Salah Ad-Din Yusuf ibn Ayyub (Rightousness of the Faithful, Joseph son of Jacob), known in the West as Saladdin, was born in 1137 or 1138 in what is now Takrit, Iraq to a prominent Kurdish family. (This indicates that the region of the Kurds probably extended much further south than it does now.) No sooner was Saladdin born than the family began a journey to Allepo in what is now Syria. Saladdin's father joined his brother as a member of the Turkish military government of the northern Syria.

Saladdin's childhood gave no indication of his talents as a general and a ruler. His early interests were in religious study. When Saladdin came of age he joined the military staff of his uncle who was commanding the forces of Turkish forces in the area.

The Turkish military forces were trying to keep Crusader forces under Amalric I from Jerusalem from capturing Egypt. When Saladdin's uncle died the command of the Syrian Turkish forces fell to Saladdin, who also gained control of Egypt. Egypt was predominantly Sunni, but the previous ruling family of Egypt had been Shi'ia. Saladdin acquisition of power returned the governance of Egypt to Sunni control. He also became the ruler of Syria rather than merely the commander of its army.

Saladdin's childhood religiousness was not lost. As an adult he was noted for his morality, as an individual as well as his fairness and efficiency as a ruler. He, more than any other ruler of his time, was noted for his chivalrous treatment of enemies. But he was the commander which re-established Muslim power in the face of Crusader forces in the region. He emphsized the concept of jihad, the Muslim equivalent of crusade, a holy war.

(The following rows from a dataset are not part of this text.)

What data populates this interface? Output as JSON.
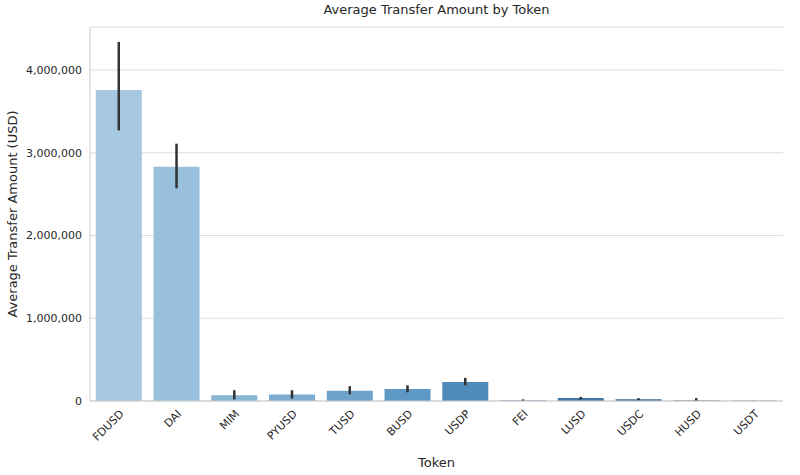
{
  "chart_data": {
    "type": "bar",
    "title": "Average Transfer Amount by Token",
    "x_label": "Token",
    "y_label": "Average Transfer Amount (USD)",
    "categories": [
      "FDUSD",
      "DAI",
      "MIM",
      "PYUSD",
      "TUSD",
      "BUSD",
      "USDP",
      "FEI",
      "LUSD",
      "USDC",
      "HUSD",
      "USDT"
    ],
    "values": [
      3760000,
      2830000,
      68000,
      80000,
      125000,
      145000,
      230000,
      5000,
      35000,
      20000,
      5000,
      3000
    ],
    "error_low": [
      3270000,
      2570000,
      20000,
      30000,
      80000,
      105000,
      190000,
      0,
      20000,
      5000,
      0,
      1000
    ],
    "error_high": [
      4340000,
      3110000,
      130000,
      130000,
      180000,
      190000,
      280000,
      20000,
      50000,
      35000,
      35000,
      5000
    ],
    "colors": [
      "#a6c8e0",
      "#98c0dc",
      "#8ab6d6",
      "#7cadd1",
      "#6da3cb",
      "#5e98c4",
      "#4f8bba",
      "#4680b0",
      "#4077a5",
      "#3a6d99",
      "#35648d",
      "#305b82"
    ],
    "ylim": [
      0,
      4520000
    ],
    "yticks": [
      0,
      {
        "value": 1000000,
        "label": "1,000,000"
      },
      {
        "value": 2000000,
        "label": "2,000,000"
      },
      {
        "value": 3000000,
        "label": "3,000,000"
      },
      {
        "value": 4000000,
        "label": "4,000,000"
      }
    ],
    "grid": true
  }
}
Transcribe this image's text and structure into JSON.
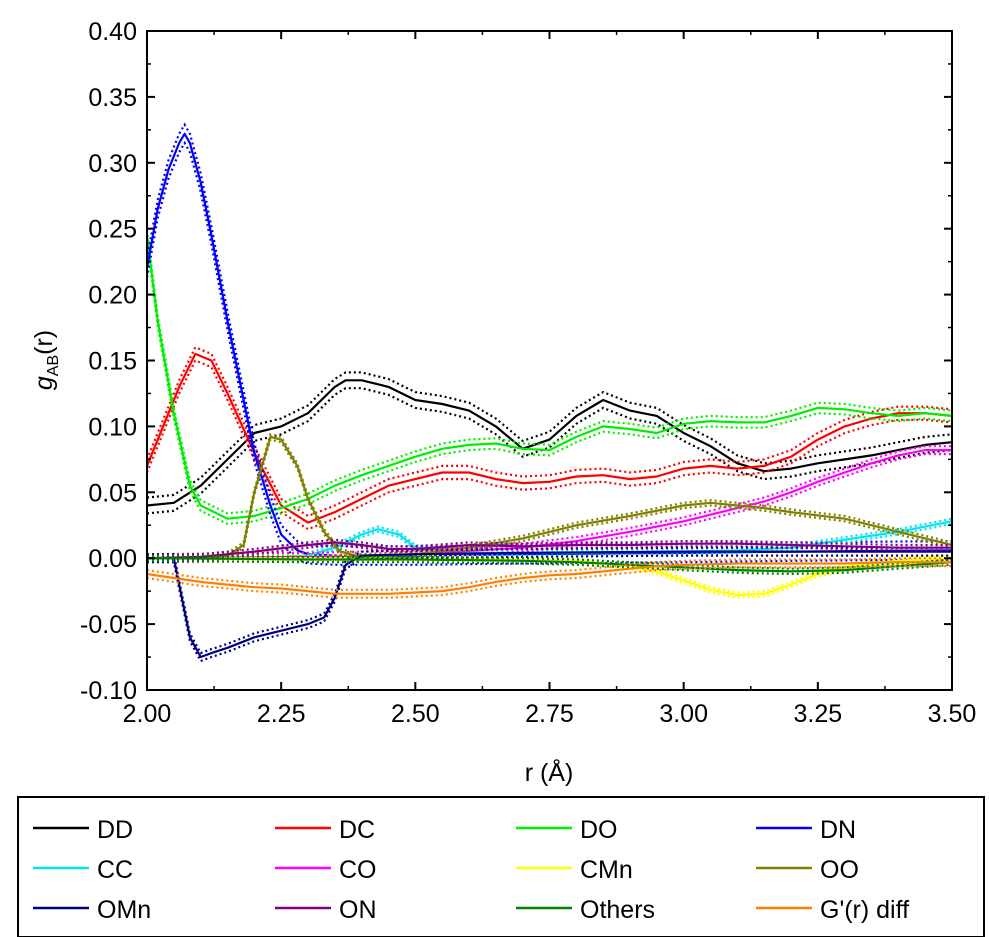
{
  "chart_data": {
    "type": "line",
    "xlabel": "r (Å)",
    "ylabel": {
      "main": "g",
      "sub": "AB",
      "suffix": "(r)"
    },
    "xlim": [
      2.0,
      3.5
    ],
    "ylim": [
      -0.1,
      0.4
    ],
    "xticks": [
      "2.00",
      "2.25",
      "2.50",
      "2.75",
      "3.00",
      "3.25",
      "3.50"
    ],
    "yticks": [
      "-0.10",
      "-0.05",
      "0.00",
      "0.05",
      "0.10",
      "0.15",
      "0.20",
      "0.25",
      "0.30",
      "0.35",
      "0.40"
    ],
    "grid": false,
    "legend_position": "bottom",
    "note": "Each solid curve is accompanied by dotted upper/lower curves",
    "series": [
      {
        "name": "DD",
        "color": "#000000",
        "band": 0.006,
        "x": [
          2.0,
          2.05,
          2.1,
          2.15,
          2.2,
          2.25,
          2.3,
          2.35,
          2.37,
          2.4,
          2.45,
          2.5,
          2.55,
          2.6,
          2.65,
          2.7,
          2.75,
          2.8,
          2.85,
          2.9,
          2.95,
          3.0,
          3.05,
          3.1,
          3.15,
          3.2,
          3.25,
          3.3,
          3.35,
          3.4,
          3.45,
          3.5
        ],
        "y": [
          0.04,
          0.042,
          0.055,
          0.075,
          0.095,
          0.1,
          0.11,
          0.13,
          0.135,
          0.135,
          0.13,
          0.12,
          0.117,
          0.112,
          0.1,
          0.083,
          0.09,
          0.108,
          0.12,
          0.112,
          0.108,
          0.095,
          0.085,
          0.072,
          0.066,
          0.068,
          0.072,
          0.075,
          0.078,
          0.082,
          0.086,
          0.088
        ]
      },
      {
        "name": "DC",
        "color": "#ff0000",
        "band": 0.005,
        "x": [
          2.0,
          2.03,
          2.06,
          2.09,
          2.12,
          2.15,
          2.2,
          2.25,
          2.3,
          2.35,
          2.4,
          2.45,
          2.5,
          2.55,
          2.6,
          2.65,
          2.7,
          2.75,
          2.8,
          2.85,
          2.9,
          2.95,
          3.0,
          3.05,
          3.1,
          3.15,
          3.2,
          3.25,
          3.3,
          3.35,
          3.4,
          3.45,
          3.5
        ],
        "y": [
          0.07,
          0.1,
          0.13,
          0.155,
          0.15,
          0.125,
          0.08,
          0.04,
          0.027,
          0.035,
          0.045,
          0.055,
          0.06,
          0.065,
          0.065,
          0.06,
          0.057,
          0.058,
          0.062,
          0.063,
          0.06,
          0.062,
          0.068,
          0.07,
          0.068,
          0.07,
          0.077,
          0.09,
          0.1,
          0.106,
          0.11,
          0.11,
          0.108
        ]
      },
      {
        "name": "DO",
        "color": "#00ee00",
        "band": 0.004,
        "x": [
          2.0,
          2.02,
          2.05,
          2.08,
          2.1,
          2.15,
          2.2,
          2.25,
          2.3,
          2.35,
          2.4,
          2.45,
          2.5,
          2.55,
          2.6,
          2.65,
          2.7,
          2.75,
          2.8,
          2.85,
          2.9,
          2.95,
          3.0,
          3.05,
          3.1,
          3.15,
          3.2,
          3.25,
          3.3,
          3.35,
          3.4,
          3.45,
          3.5
        ],
        "y": [
          0.245,
          0.18,
          0.11,
          0.055,
          0.04,
          0.03,
          0.032,
          0.038,
          0.045,
          0.055,
          0.063,
          0.07,
          0.077,
          0.083,
          0.086,
          0.087,
          0.083,
          0.082,
          0.092,
          0.1,
          0.098,
          0.095,
          0.102,
          0.104,
          0.103,
          0.103,
          0.108,
          0.114,
          0.113,
          0.11,
          0.108,
          0.11,
          0.108
        ]
      },
      {
        "name": "DN",
        "color": "#0000ff",
        "band": 0.007,
        "x": [
          2.0,
          2.02,
          2.04,
          2.06,
          2.07,
          2.08,
          2.1,
          2.12,
          2.15,
          2.18,
          2.2,
          2.23,
          2.25,
          2.28,
          2.3,
          2.35,
          2.4,
          2.5,
          2.7,
          3.0,
          3.2,
          3.5
        ],
        "y": [
          0.22,
          0.265,
          0.295,
          0.315,
          0.322,
          0.315,
          0.285,
          0.245,
          0.18,
          0.12,
          0.08,
          0.04,
          0.018,
          0.006,
          0.003,
          0.002,
          0.002,
          0.002,
          0.003,
          0.004,
          0.005,
          0.006
        ]
      },
      {
        "name": "CC",
        "color": "#00e5ee",
        "band": 0.002,
        "x": [
          2.0,
          2.2,
          2.3,
          2.35,
          2.4,
          2.43,
          2.47,
          2.5,
          2.6,
          2.8,
          3.0,
          3.1,
          3.2,
          3.3,
          3.4,
          3.5
        ],
        "y": [
          0.0,
          0.0,
          0.002,
          0.008,
          0.018,
          0.022,
          0.018,
          0.008,
          0.004,
          0.004,
          0.005,
          0.006,
          0.008,
          0.014,
          0.02,
          0.028
        ]
      },
      {
        "name": "CO",
        "color": "#ff00ff",
        "band": 0.003,
        "x": [
          2.0,
          2.3,
          2.5,
          2.7,
          2.8,
          2.9,
          3.0,
          3.05,
          3.1,
          3.15,
          3.2,
          3.25,
          3.3,
          3.35,
          3.4,
          3.45,
          3.5
        ],
        "y": [
          0.0,
          0.001,
          0.003,
          0.008,
          0.013,
          0.02,
          0.028,
          0.033,
          0.038,
          0.043,
          0.05,
          0.058,
          0.065,
          0.072,
          0.078,
          0.082,
          0.082
        ]
      },
      {
        "name": "CMn",
        "color": "#ffff00",
        "band": 0.002,
        "x": [
          2.0,
          2.5,
          2.8,
          2.9,
          2.95,
          3.0,
          3.05,
          3.1,
          3.15,
          3.2,
          3.25,
          3.3,
          3.35,
          3.4,
          3.5
        ],
        "y": [
          0.0,
          0.0,
          -0.002,
          -0.006,
          -0.01,
          -0.017,
          -0.024,
          -0.028,
          -0.027,
          -0.02,
          -0.012,
          -0.007,
          -0.004,
          -0.002,
          0.0
        ]
      },
      {
        "name": "OO",
        "color": "#808000",
        "band": 0.002,
        "x": [
          2.0,
          2.1,
          2.15,
          2.18,
          2.2,
          2.23,
          2.25,
          2.28,
          2.3,
          2.33,
          2.36,
          2.4,
          2.5,
          2.6,
          2.7,
          2.8,
          2.9,
          3.0,
          3.05,
          3.1,
          3.15,
          3.2,
          3.3,
          3.4,
          3.5
        ],
        "y": [
          0.0,
          0.0,
          0.002,
          0.01,
          0.05,
          0.092,
          0.09,
          0.07,
          0.045,
          0.02,
          0.005,
          0.001,
          0.003,
          0.008,
          0.015,
          0.025,
          0.032,
          0.04,
          0.042,
          0.04,
          0.038,
          0.035,
          0.03,
          0.02,
          0.01
        ]
      },
      {
        "name": "OMn",
        "color": "#000080",
        "band": 0.003,
        "x": [
          2.0,
          2.05,
          2.08,
          2.1,
          2.12,
          2.15,
          2.2,
          2.25,
          2.3,
          2.33,
          2.35,
          2.37,
          2.4,
          2.5,
          2.7,
          3.0,
          3.2,
          3.5
        ],
        "y": [
          0.0,
          0.0,
          -0.06,
          -0.075,
          -0.072,
          -0.068,
          -0.06,
          -0.055,
          -0.05,
          -0.045,
          -0.03,
          -0.005,
          0.002,
          0.003,
          0.004,
          0.005,
          0.005,
          0.005
        ]
      },
      {
        "name": "ON",
        "color": "#800080",
        "band": 0.002,
        "x": [
          2.0,
          2.1,
          2.2,
          2.3,
          2.35,
          2.4,
          2.45,
          2.5,
          2.6,
          2.7,
          2.8,
          2.9,
          3.0,
          3.1,
          3.2,
          3.3,
          3.4,
          3.5
        ],
        "y": [
          0.0,
          0.001,
          0.005,
          0.01,
          0.012,
          0.01,
          0.007,
          0.007,
          0.01,
          0.009,
          0.01,
          0.01,
          0.011,
          0.011,
          0.01,
          0.009,
          0.008,
          0.008
        ]
      },
      {
        "name": "Others",
        "color": "#008000",
        "band": 0.002,
        "x": [
          2.0,
          2.3,
          2.5,
          2.7,
          2.8,
          2.9,
          3.0,
          3.1,
          3.2,
          3.3,
          3.4,
          3.5
        ],
        "y": [
          0.0,
          -0.001,
          -0.001,
          -0.002,
          -0.003,
          -0.005,
          -0.007,
          -0.009,
          -0.01,
          -0.009,
          -0.006,
          -0.003
        ]
      },
      {
        "name": "G'(r) diff",
        "color": "#ff8000",
        "band": 0.003,
        "x": [
          2.0,
          2.05,
          2.1,
          2.15,
          2.2,
          2.25,
          2.3,
          2.35,
          2.4,
          2.45,
          2.5,
          2.55,
          2.6,
          2.65,
          2.7,
          2.75,
          2.8,
          2.85,
          2.9,
          2.95,
          3.0,
          3.1,
          3.2,
          3.3,
          3.4,
          3.5
        ],
        "y": [
          -0.012,
          -0.015,
          -0.018,
          -0.02,
          -0.022,
          -0.023,
          -0.025,
          -0.027,
          -0.027,
          -0.027,
          -0.026,
          -0.025,
          -0.022,
          -0.018,
          -0.015,
          -0.013,
          -0.012,
          -0.01,
          -0.008,
          -0.006,
          -0.005,
          -0.004,
          -0.004,
          -0.004,
          -0.003,
          -0.003
        ]
      }
    ]
  }
}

His military efficiency and the mistakes of the leaders of the crusader forces led to the defeat of the crusader army from Jerusalem in July of 1187. Jerusalem itself surrendered in early October of 1187, thus ending 88 years of crusader control. But the crusader movement was not ended. Despite the loss of Jerusalem crusaders retained control of several cities and a thin strip of coast. Moreover new crusades were raised in Europe which re-invigorated the crusader cause. But the new crusades could only hold on to the retained crusader territories and were not able to recapture Jerusalem. This maintenance of Muslim control of Jerusalem was largely due to the military skills of Saladdin which entailed his leadership of his forces in the field. This life of a field commander proved too severe for his constitution and he died in March of 1193 at about 55 years of age. His governance was so righteous that his personal wealth was not sufficient to cover the cost of his burial.